Multiple Lookups - SIngle Result

R

REBrown

I have a multi-tab spreadsheet with one of the forms a simple customer,
address, city, state, Zip. I want to use the combination of city and state
to lookup the correct county in another table. The problem is that there can
be many to many match on the cities so I always get the first city in lthe
list. Here's my formula:

=VLOOKUP(C4,Ref_Cities!A2:C19275,3,FALSE)

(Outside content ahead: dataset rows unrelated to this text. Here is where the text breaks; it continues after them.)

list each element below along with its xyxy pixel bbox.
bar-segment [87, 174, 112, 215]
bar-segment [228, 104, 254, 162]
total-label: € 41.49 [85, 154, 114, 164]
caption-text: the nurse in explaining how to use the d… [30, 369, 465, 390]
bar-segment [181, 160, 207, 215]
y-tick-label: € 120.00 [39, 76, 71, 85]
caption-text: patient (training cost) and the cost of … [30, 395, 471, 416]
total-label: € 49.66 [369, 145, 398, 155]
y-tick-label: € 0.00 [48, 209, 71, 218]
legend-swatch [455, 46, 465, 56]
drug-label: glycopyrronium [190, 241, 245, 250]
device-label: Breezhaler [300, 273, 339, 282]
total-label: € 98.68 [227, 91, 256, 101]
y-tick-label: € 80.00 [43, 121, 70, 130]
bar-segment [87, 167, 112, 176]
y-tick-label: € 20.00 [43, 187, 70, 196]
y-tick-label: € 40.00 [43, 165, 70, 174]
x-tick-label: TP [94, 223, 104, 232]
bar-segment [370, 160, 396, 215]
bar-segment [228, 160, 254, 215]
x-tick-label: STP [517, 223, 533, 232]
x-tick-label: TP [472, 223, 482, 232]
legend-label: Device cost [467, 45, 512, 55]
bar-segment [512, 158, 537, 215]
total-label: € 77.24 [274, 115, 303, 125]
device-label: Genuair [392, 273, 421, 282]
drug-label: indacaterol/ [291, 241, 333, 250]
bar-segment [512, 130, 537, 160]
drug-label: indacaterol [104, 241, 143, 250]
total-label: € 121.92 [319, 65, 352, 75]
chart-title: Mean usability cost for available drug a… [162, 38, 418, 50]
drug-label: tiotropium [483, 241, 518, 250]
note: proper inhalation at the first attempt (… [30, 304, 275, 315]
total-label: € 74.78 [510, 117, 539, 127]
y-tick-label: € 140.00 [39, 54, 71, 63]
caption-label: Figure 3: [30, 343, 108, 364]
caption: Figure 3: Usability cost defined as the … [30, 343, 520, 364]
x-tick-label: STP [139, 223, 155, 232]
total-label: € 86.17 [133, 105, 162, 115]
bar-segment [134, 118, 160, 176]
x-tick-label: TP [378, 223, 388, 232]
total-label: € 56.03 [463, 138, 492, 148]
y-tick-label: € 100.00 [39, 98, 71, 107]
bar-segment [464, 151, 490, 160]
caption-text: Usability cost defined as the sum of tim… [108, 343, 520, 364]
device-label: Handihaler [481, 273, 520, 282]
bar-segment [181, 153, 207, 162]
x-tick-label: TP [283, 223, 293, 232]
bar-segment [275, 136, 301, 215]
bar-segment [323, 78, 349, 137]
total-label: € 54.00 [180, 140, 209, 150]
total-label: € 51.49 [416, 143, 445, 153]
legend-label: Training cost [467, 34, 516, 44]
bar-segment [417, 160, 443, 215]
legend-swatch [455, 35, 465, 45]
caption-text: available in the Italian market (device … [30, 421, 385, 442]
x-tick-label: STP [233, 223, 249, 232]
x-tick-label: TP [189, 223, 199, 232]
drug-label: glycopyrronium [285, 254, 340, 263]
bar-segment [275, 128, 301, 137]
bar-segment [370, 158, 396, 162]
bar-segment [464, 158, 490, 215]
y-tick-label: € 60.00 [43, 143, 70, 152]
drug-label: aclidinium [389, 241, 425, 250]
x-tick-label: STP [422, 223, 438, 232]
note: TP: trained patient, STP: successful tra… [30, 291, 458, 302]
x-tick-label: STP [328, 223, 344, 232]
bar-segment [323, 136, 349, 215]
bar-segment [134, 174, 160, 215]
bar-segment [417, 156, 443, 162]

The cities table looks like this:

A B C
City State County
Abbeville Alabama Henry
Abbeville Georgia Wilcox
Abbeville Louisiana Vermilion
Abbeville Mississippi Lafayette

Any ideas on how to get around the multiple cities problem? THANKS!!!!
 
M

Max

One way

Assume source table in cols A to C, data from row2 to say, row1001

Suppose you have the cities and states combinations to be looked up running
in E2 and F2 down

You could put in G2, then array-enter the formula by pressing
CTRL+SHIFT+ENTER (instead of just pressing ENTER):
=INDEX(C$2:C$1000,MATCH(1,(A$2:A$1000=E2)*(B$2:B$1000=F2),0))
Copy G2 down to return the required results.
 
T

T. Valko

This could be done with an array formula but might be kind of slow since you
have almost 20K rows of data. If your table was sorted by state you could
use a more efficient non-array formula. Any chance this is the case?

Biff
 
M

Max

Typo/gremlin correction ..

Line:
Assume source table in cols A to C, data from row2 to say, row1001

should have read:
Assume source table in cols A to C, data from row2 to say, row1000

Note: Adapt the source ranges to suit within the INDEX/MATCH
 
R

REBrown

T Valko...thanks for the response...I can sort the Ref_Cities! table by state
as it is used only to look up the count...how would the array query look?
 
T

T. Valko

Here's a fast non-array method but it does come with a caveat.

Assume:

A1:A19275 = city
B1:B19275 = state
C1:C19275 = county

Table is sorted by state

E1 = city lookup
F1 = state lookup

=INDEX(C19275:INDEX(C:C,MATCH(F1,B:B,0)),MATCH(E1,A19275:INDEX(A:A,MATCH(F1,B:B,0)),0))

The caveat: if your lookup city does not exist in the lookup state but does
exist in another state you might get an incorrect result.